R - Data Types (Numeric, Character, Logical, Integer)

R operates with six atomic vector types: logical, integer, numeric (double), complex, character, and raw. This article focuses on the four essential types you'll use daily: numeric, character,...

Key Insights

  • R’s type system includes six atomic data types, with numeric (double), character, logical, and integer being the most commonly used for data analysis and statistical computing
  • R performs implicit type coercion following a hierarchy (logical → integer → numeric → character), which can lead to unexpected behavior if not understood properly
  • Understanding the memory footprint and computational differences between numeric and integer types is critical for optimizing performance with large datasets

Understanding R’s Atomic Data Types

R operates with six atomic vector types: logical, integer, numeric (double), complex, character, and raw. This article focuses on the four essential types you’ll use daily: numeric, character, logical, and integer.

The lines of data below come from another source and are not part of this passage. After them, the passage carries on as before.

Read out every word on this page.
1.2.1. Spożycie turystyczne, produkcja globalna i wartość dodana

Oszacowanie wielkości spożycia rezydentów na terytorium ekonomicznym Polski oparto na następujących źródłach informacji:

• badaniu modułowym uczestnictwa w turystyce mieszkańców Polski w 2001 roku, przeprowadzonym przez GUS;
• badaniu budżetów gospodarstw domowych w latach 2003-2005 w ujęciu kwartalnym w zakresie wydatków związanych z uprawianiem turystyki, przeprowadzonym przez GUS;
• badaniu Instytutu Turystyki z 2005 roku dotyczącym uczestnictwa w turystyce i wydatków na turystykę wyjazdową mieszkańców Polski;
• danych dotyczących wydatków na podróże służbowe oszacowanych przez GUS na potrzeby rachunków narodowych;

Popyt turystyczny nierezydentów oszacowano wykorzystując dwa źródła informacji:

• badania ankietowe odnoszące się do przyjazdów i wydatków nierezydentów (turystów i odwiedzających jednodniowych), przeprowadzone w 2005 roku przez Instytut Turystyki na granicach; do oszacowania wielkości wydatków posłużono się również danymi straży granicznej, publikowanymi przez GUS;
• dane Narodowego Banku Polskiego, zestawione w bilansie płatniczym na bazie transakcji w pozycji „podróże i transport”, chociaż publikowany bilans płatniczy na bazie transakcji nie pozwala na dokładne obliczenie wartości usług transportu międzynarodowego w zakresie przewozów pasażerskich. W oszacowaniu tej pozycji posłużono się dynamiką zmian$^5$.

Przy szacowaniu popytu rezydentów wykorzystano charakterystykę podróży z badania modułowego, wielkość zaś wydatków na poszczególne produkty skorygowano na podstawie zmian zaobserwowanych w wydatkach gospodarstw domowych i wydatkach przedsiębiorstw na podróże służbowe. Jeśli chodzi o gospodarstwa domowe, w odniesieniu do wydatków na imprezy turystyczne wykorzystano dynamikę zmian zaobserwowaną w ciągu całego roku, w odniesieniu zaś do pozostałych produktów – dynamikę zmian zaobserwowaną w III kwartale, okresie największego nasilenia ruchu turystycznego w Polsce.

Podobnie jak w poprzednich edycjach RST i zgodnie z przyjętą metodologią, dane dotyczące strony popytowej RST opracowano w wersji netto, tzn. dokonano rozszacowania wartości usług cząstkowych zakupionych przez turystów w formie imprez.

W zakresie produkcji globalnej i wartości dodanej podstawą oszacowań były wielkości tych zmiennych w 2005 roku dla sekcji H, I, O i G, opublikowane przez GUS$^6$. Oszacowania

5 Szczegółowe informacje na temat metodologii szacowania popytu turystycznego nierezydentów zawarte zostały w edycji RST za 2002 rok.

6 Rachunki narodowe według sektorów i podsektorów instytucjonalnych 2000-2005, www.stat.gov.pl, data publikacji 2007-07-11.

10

Every object in R has a type, which determines how R stores and manipulates that data. You can check an object’s type using typeof() and its class using class().

x <- 42
typeof(x)  # "double"
class(x)   # "numeric"

y <- 42L
typeof(y)  # "integer"
class(y)   # "integer"

Numeric Type (Double-Precision Floating Point)

By default, any number you type in R is stored as a numeric type, specifically a double-precision floating-point number. This type can represent both integers and decimals, with approximately 15-17 decimal digits of precision.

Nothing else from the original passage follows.